Abstract

While the factors that contribute to individuals feeling a sense agency over a stimulus have been extensively studied, the cognitive effects of a sense of agency over a stimulus are little known. Here, we conducted three experiments examining whether attentional selection is biased towards controllable stimuli. In all three experiments, participants moved four circle stimuli, one of which was under their control. A search target then appeared on one of the stimuli. In Experiment 1, the target was always on the controlled stimulus, but we manipulated the degree of control the participant had. In Experiment 2, the controlled stimulus was the target on 50% of the trials.
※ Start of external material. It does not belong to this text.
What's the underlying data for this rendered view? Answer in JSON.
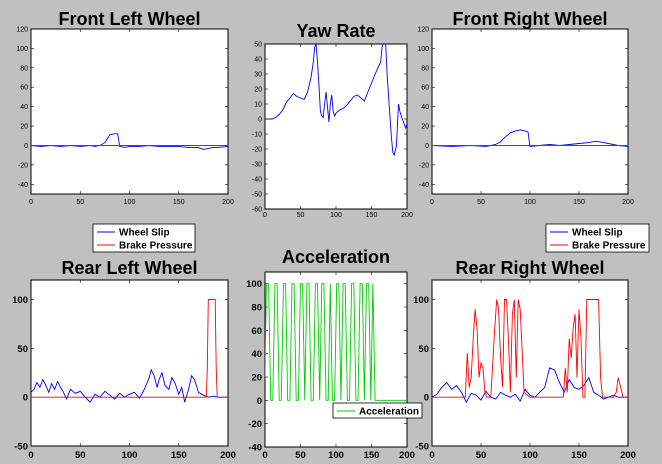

In Experiment 3, we used a central arrow cue to tell participants which arrow key to press (rather than using a free choice task) and made the controlled stimulus the target on 25% of the trials, making it nonpredictive of the target's location. Across the three experiments we found that visual selection was biased towards controllable stimuli. This attentional bias was larger when participants had full, rather than partial, control over the stimulus, indicating that sense of agency leads one to prioritize objects under their control. The fact that agency influenced attention when the controlled object contained the target in 100%, 50%, and 25% of trials, and occurred even when participants needed to monitor the center of the display in order to know which arrow key to press, suggests that its influence does not depend on task relevance or volitional decision-making.